Mullaney et al studied the strength of end-range plantarflexion in 20 patients post-operatively after an Achilles tendon repair (mean 1.8 years). They found that there was a decrease in passive stiffness in dorsiflexion (see above) as well as a weakness in end-range plantarflexion strength. Testing end-range plantarflexion with a decline heel raise, they found that 14 out of 20 of the patients could not perform this task. The authors hypothisized that this was due to anatomical lengthening, increase tendon compliance, and insufficient rehab.
Interventions for End-Range Plantarflexion
To ensure that you are not apart of the “insufficient rehab” variable, strengthen your patients plantarflexors in the end-range position. There are two ways to do this: toe walking and decline heel raises. Toe walking may be a more advanced technique due to increased amount of weight bearing and stability required. Therefore, I would begin with a small angle of decline heel rises and progress as tolerated.
Bottom Line
Achilles tendon repair rehabillitation can be a difficult process for both the clinician and patient. Preventing anatomical lengthening of the Achilles tendon will lead to greater satisfaction and function for your patient in the long run.
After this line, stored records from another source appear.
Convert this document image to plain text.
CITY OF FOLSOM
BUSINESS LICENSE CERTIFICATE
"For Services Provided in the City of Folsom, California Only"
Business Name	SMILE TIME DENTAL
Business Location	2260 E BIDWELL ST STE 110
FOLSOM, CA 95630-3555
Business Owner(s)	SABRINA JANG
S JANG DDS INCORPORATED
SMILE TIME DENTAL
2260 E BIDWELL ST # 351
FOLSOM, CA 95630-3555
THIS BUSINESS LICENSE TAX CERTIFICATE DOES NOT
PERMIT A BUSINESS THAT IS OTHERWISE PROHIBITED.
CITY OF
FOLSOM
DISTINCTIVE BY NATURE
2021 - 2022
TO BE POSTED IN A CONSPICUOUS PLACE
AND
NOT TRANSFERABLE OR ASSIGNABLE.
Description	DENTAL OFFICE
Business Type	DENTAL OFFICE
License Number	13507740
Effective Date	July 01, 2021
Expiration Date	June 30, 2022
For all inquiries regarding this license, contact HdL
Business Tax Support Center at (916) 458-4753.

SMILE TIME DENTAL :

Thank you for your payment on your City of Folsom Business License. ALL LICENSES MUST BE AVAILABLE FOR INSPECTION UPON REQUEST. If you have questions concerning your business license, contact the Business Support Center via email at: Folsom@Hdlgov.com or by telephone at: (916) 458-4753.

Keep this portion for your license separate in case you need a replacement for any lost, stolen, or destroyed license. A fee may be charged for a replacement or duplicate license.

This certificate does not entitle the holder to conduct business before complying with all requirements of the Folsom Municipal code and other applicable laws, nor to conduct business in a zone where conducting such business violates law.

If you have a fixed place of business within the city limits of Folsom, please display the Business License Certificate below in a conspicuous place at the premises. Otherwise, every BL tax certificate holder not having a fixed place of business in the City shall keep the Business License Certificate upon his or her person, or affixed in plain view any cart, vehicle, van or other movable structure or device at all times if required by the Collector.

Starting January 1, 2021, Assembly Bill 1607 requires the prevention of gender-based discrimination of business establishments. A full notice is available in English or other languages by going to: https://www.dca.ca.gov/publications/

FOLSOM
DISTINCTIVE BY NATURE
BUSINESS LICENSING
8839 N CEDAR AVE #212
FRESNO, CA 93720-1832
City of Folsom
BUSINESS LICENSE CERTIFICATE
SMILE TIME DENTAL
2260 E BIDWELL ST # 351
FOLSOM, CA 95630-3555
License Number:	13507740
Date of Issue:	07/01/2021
- Do not stretch past neutral into dorsiflexion for the first 3 months
- Add a heel lift into footwear
- Increase end-range plantarflexion strength (decline heel raises, toe walking)
References
Mullaney MJ, Mchugh MP,Tyler TF, et al. Weakness in End-Range Plantar Flexion After Achilles Tendon Repair. Am J Sports Med. 2006 Jul;34(7):1120-5
—
The main reason I do this blog is to share knowledge and to help people become better clinicians/coaches. I want our profession to grow and for our patients to have better outcomes. Regardless of your specific title (PT, Chiro, Trainer, Coach, etc.), we all have the same goal of trying to empower people to fix their problems through movement. I hope the content of this website helps you in doing so.
If you enjoyed it and found it helpful, please share it with your peers. And if you are feeling generous, please make a donation to help me run this website. Any amount you can afford is greatly appreciated.
Hi,
Obviously there are different circumstances with different patient’s achilles repairs, but generally how long after surgery would you have someone with an achilles repair commence doing the decline heel raise for end-range PF strength? When would you commence toe walking?
Thanks,
Hi Andrew,
I prefer not to give a hard timeline on the initiation of exercises. It really depends on many variables: type of repair, surgeon’s protocol, patient age, previous exercise history, recovery, adherence to NWB program, etc.
With post-op patients I always take into consideration what the patient is cleared for out of the clinic. If they’re on crutches, then I stay non/partial weight bearing and conservative. If they’re cleared to perform everything without crutches (walking, sit-stand, stairs) then I start to add some more load. People often overlook the load that people are putting on their injuries/repairs throughout the day. I use this information to help determine what load to apply to the tissues.
Once the patient is cleared for weight bearing activities it’s not about the timeline as much as it’s about the specific adaptation to the progression. A common progression: seated end-range PF, UE supported standing B end-range PF, unsupported standing B end-range PF, UE supported standing Uni end-range PF, unsupported standing Uni end-range PF, dynamic end-range PF (toe walking).
With surgeries I always default to the surgeons recommendations/protocols. If you are uncertain, I would contact the surgeon.
I know this isn’t the answer you wanted, but I can’t put a specific number on it due to all the variables. Hope this helps some.